For these reasons, Mr Mark ought to have apologised to Ms Lee and to Parliament as soon as he had reflected on what he had said. The fact that he still has not should be treated very seriously in view of its oppressive implications for free speech in the chamber.
It is possible Mr Mark has not reflected on his remark even yet. Act MP David Seymour has said, "Normally we give Ron Mark a bit of a leash because he is not the brightest bulb in the tree, but this sort of racism is unacceptable." Racism, properly defined, is the oppressive use of the power of an ethnic group against members of an ethnic group with less power. Deputy Speaker Lindsay Tisch was in the chair when Mr Mark made his comment on Tuesday and ought to have made a ruling.

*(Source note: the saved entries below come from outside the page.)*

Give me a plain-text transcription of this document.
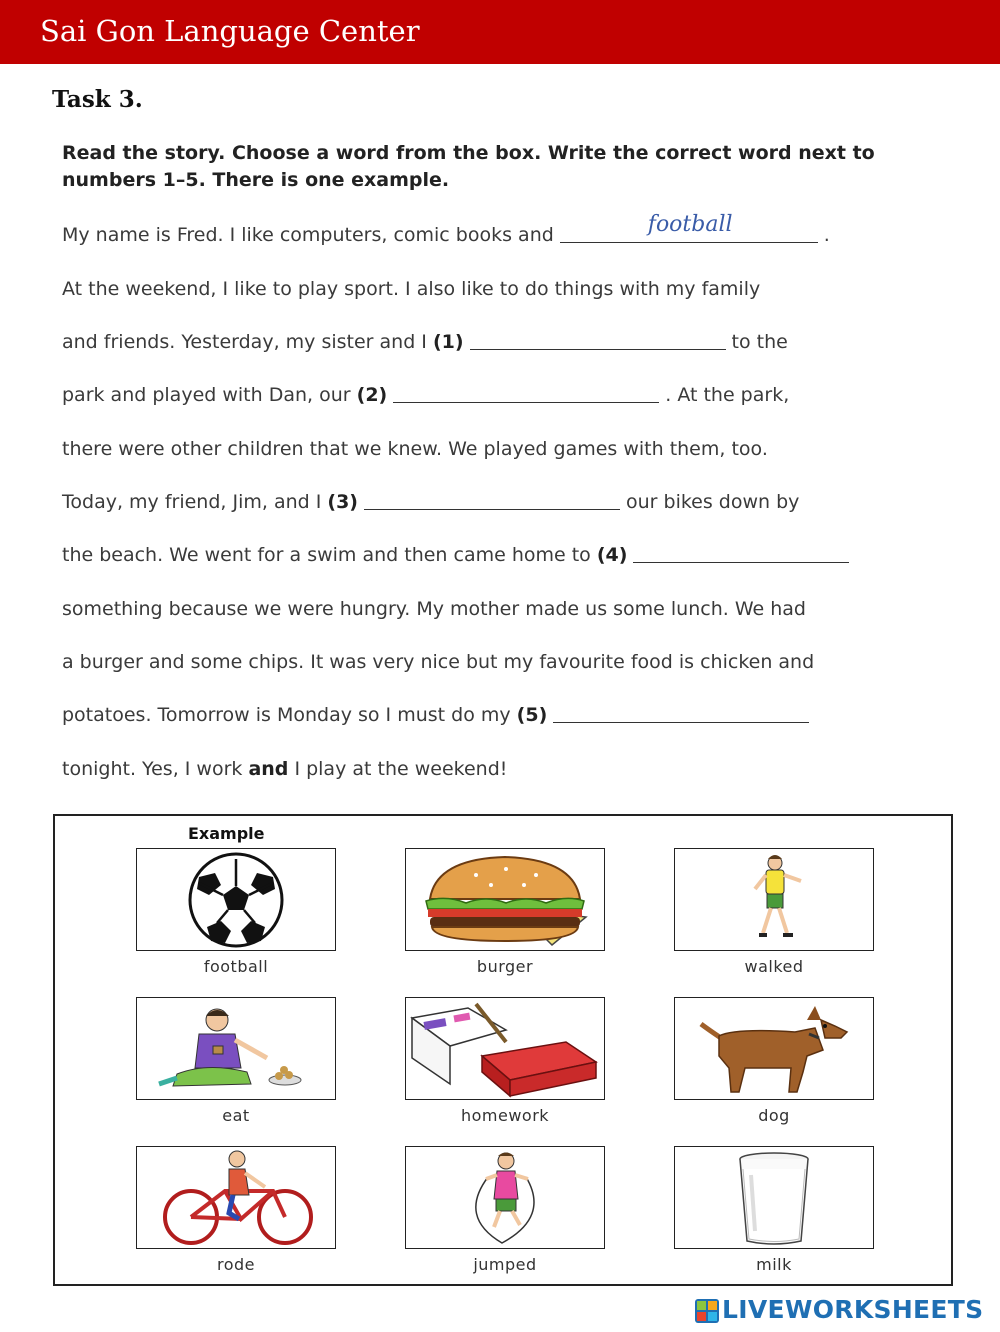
Sai Gon Language Center
Task 3.
Read the story. Choose a word from the box. Write the correct word next to numbers 1–5. There is one example.
My name is Fred. I like computers, comic books and	football	.
At the weekend, I like to play sport. I also like to do things with my family
and friends. Yesterday, my sister and I (1)	to the
park and played with Dan, our (2)	. At the park,
there were other children that we knew. We played games with them, too.
Today, my friend, Jim, and I (3)	our bikes down by
the beach. We went for a swim and then came home to (4)
something because we were hungry. My mother made us some lunch. We had
a burger and some chips. It was very nice but my favourite food is chicken and
potatoes. Tomorrow is Monday so I must do my (5)
tonight. Yes, I work and I play at the weekend!
Example
football	burger	walked
eat	homework	dog
rode	jumped	milk
LIVEWORKSHEETS
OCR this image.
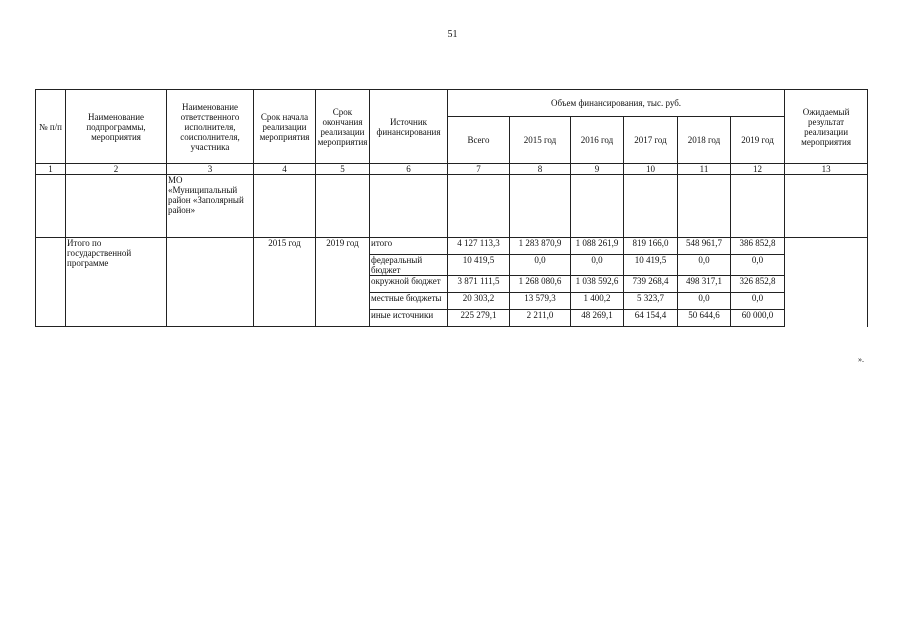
51
№ п/п	Наименование подпрограммы, мероприятия	Наименование ответственного исполнителя, соисполнителя, участника	Срок начала реализации мероприятия	Срок окончания реализации мероприятия	Источник финансирования	Объем финансирования, тыс. руб.						Ожидаемый результат реализации мероприятия
						Всего	2015 год	2016 год	2017 год	2018 год	2019 год	
1	2	3	4	5	6	7	8	9	10	11	12	13
		МО «Муниципальный район «Заполярный район»										
	Итого по государственной программе		2015 год	2019 год	итого	4 127 113,3	1 283 870,9	1 088 261,9	819 166,0	548 961,7	386 852,8	
					федеральный бюджет	10 419,5	0,0	0,0	10 419,5	0,0	0,0	
					окружной бюджет	3 871 111,5	1 268 080,6	1 038 592,6	739 268,4	498 317,1	326 852,8	
					местные бюджеты	20 303,2	13 579,3	1 400,2	5 323,7	0,0	0,0	
					иные источники	225 279,1	2 211,0	48 269,1	64 154,4	50 644,6	60 000,0	
».
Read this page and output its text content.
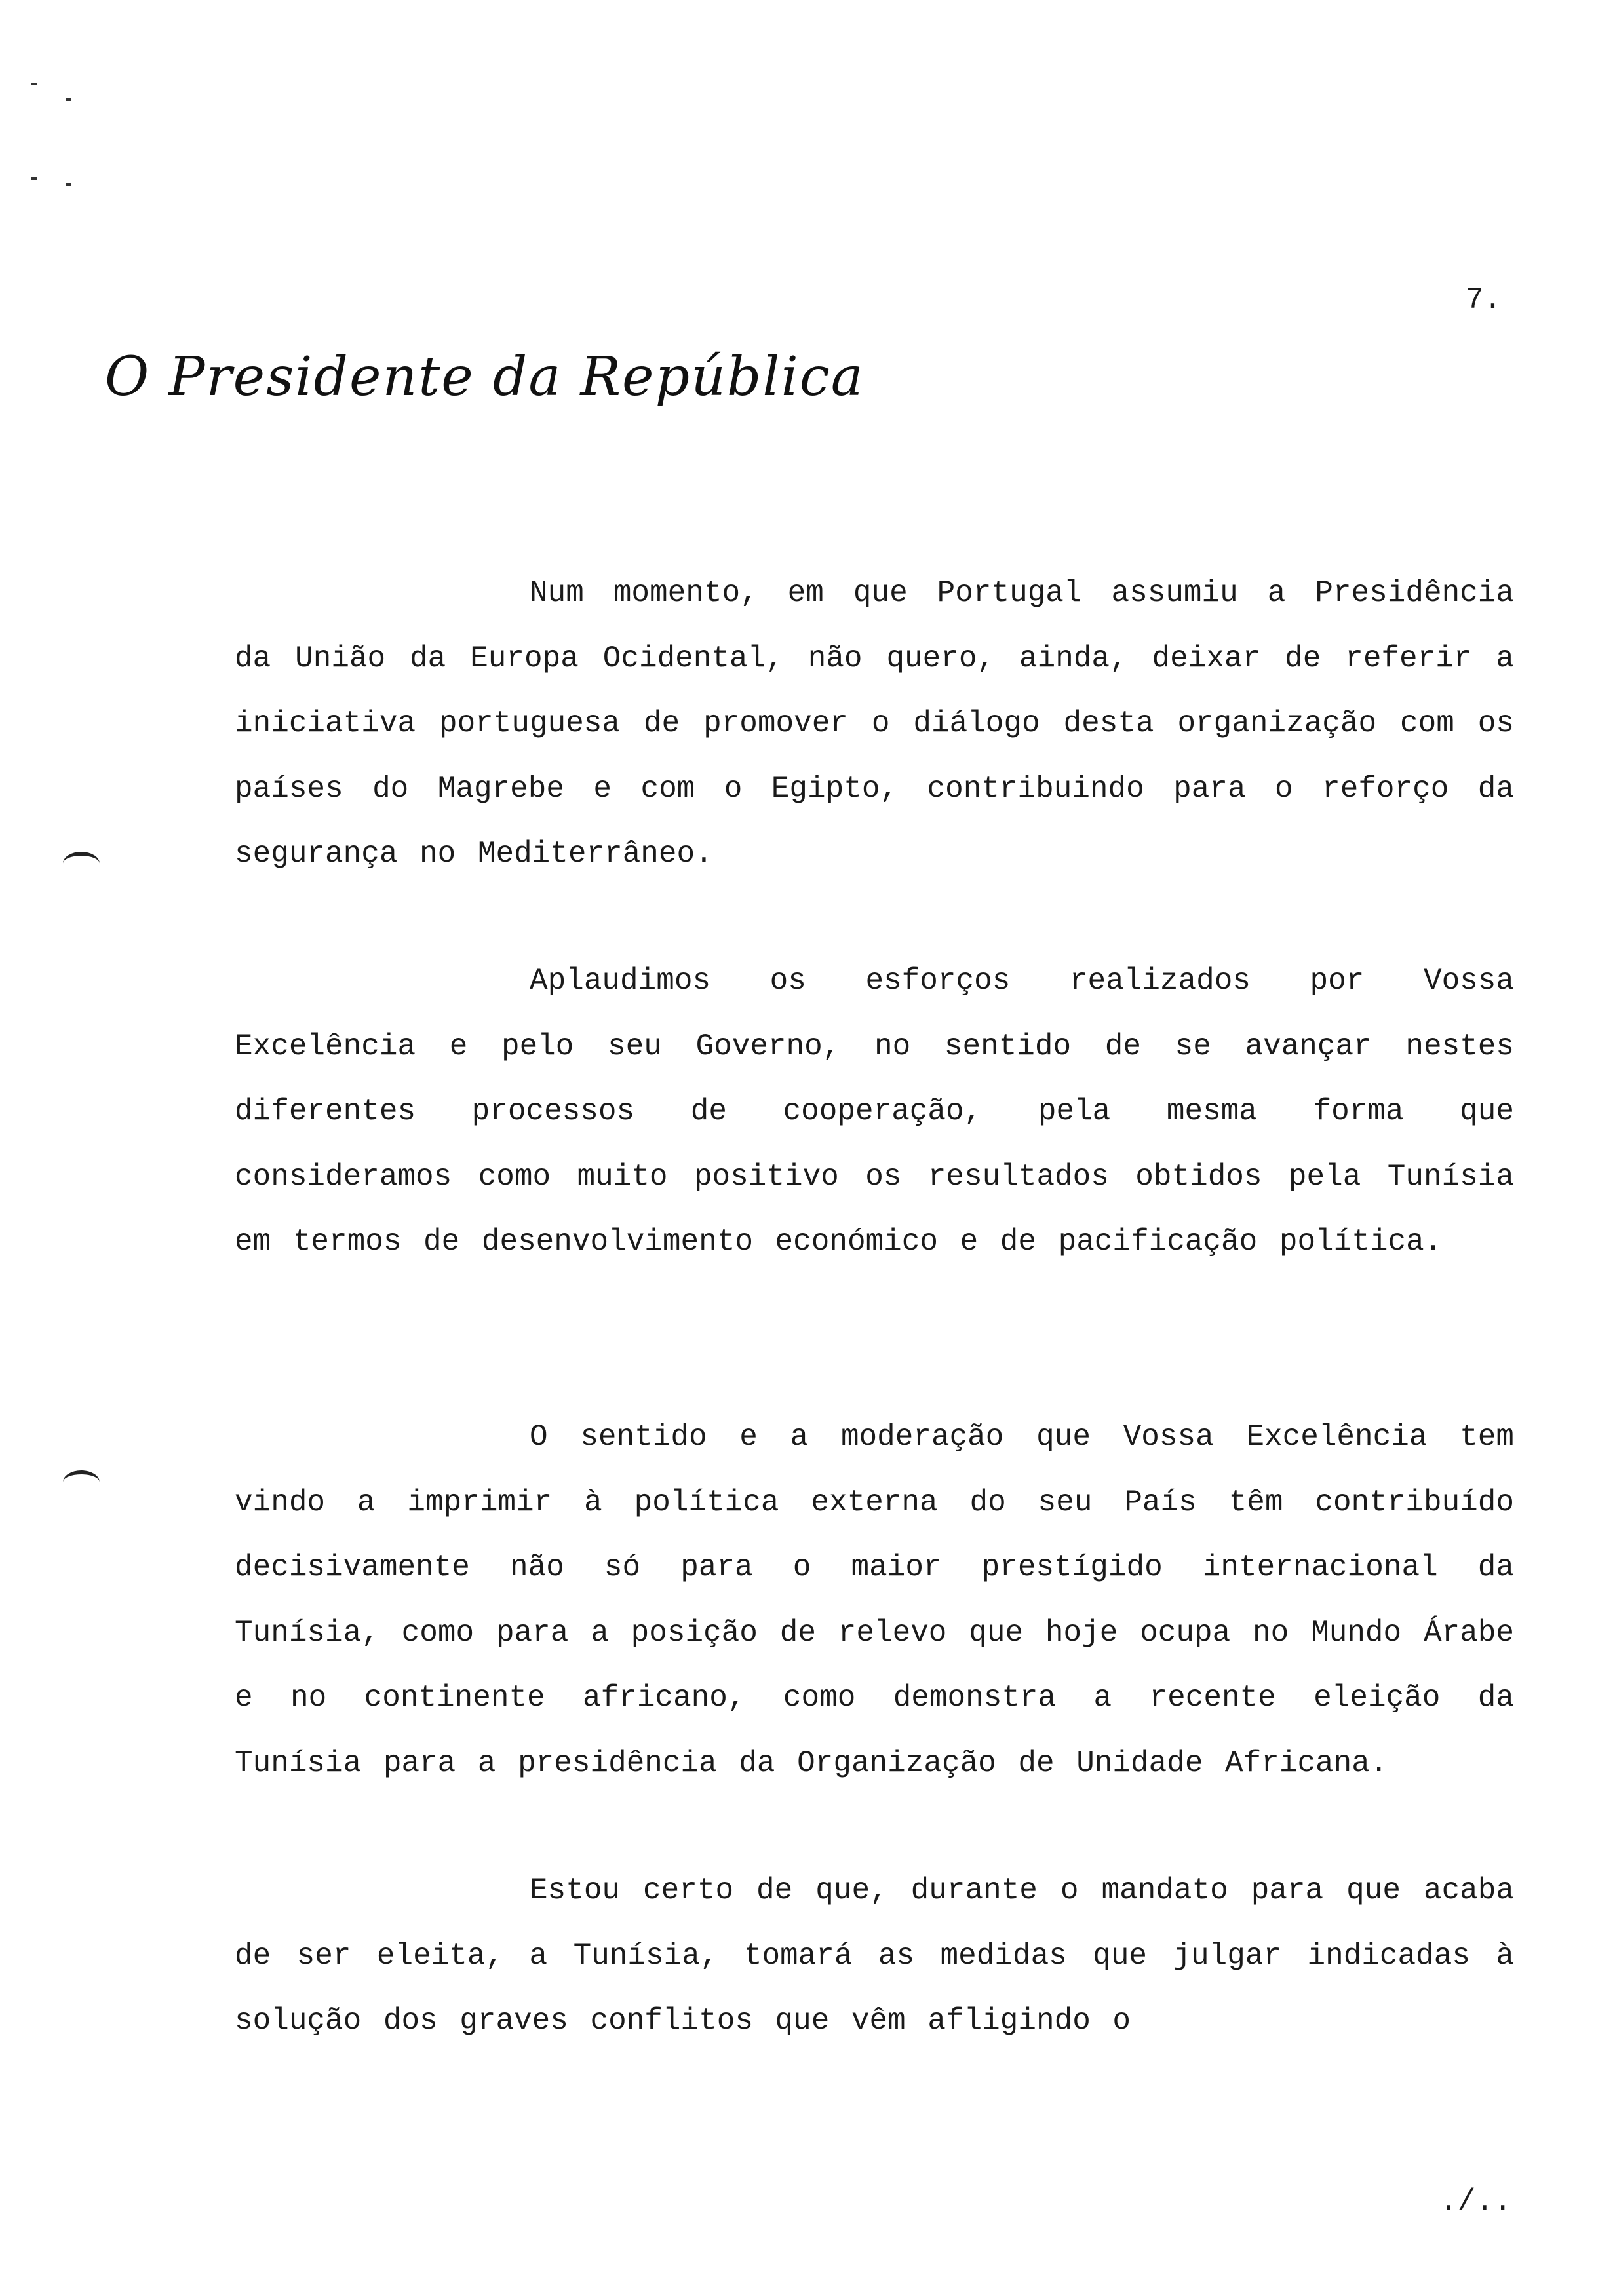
7.
O Presidente da República

Num momento, em que Portugal assumiu a Presidência da União da Europa Ocidental, não quero, ainda, deixar de referir a iniciativa portuguesa de promover o diálogo desta organização com os países do Magrebe e com o Egipto, contribuindo para o reforço da segurança no Mediterrâneo.

Aplaudimos os esforços realizados por Vossa Excelência e pelo seu Governo, no sentido de se avançar nestes diferentes processos de cooperação, pela mesma forma que consideramos como muito positivo os resultados obtidos pela Tunísia em termos de desenvolvimento económico e de pacificação política.

O sentido e a moderação que Vossa Excelência tem vindo a imprimir à política externa do seu País têm contribuído decisivamente não só para o maior prestígido internacional da Tunísia, como para a posição de relevo que hoje ocupa no Mundo Árabe e no continente africano, como demonstra a recente eleição da Tunísia para a presidência da Organização de Unidade Africana.

Estou certo de que, durante o mandato para que acaba de ser eleita, a Tunísia, tomará as medidas que julgar indicadas à solução dos graves conflitos que vêm afligindo o

./..
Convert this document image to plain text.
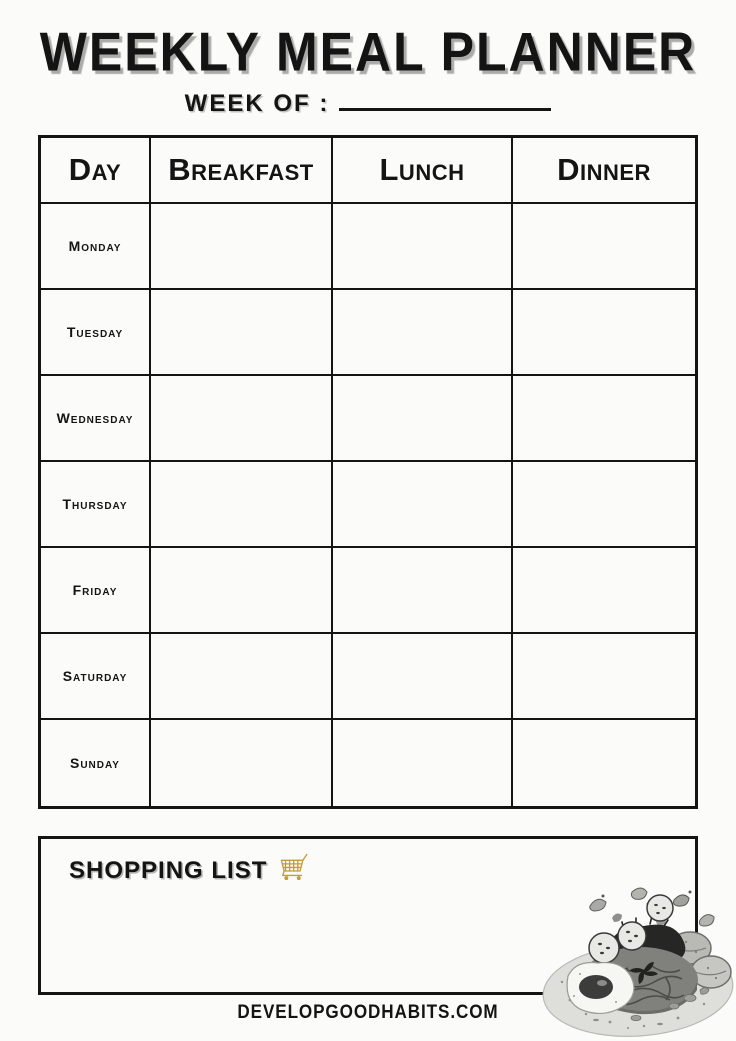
WEEKLY MEAL PLANNER
WEEK OF :
Day	Breakfast	Lunch	Dinner
Monday
Tuesday
Wednesday
Thursday
Friday
Saturday
Sunday
SHOPPING LIST
DEVELOPGOODHABITS.COM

It is not too late for the House to take some sort of action when it resumes next week. The need for a directive on oppressive speech has become stronger now that New Zealand First leader Winston Peters has echoed the offence. When the country's most experienced parliamentarian says, "If someone is complaining about the country they are in, they ... can always go back home," he is a disgrace to free and fair debate.
All of this arose because Ms Lee criticised shop trading hours in New Zealand as they used to be. Any member of Parliament who cannot acknowledge the right of another to be here, and take part in our politics, is not worth his seat.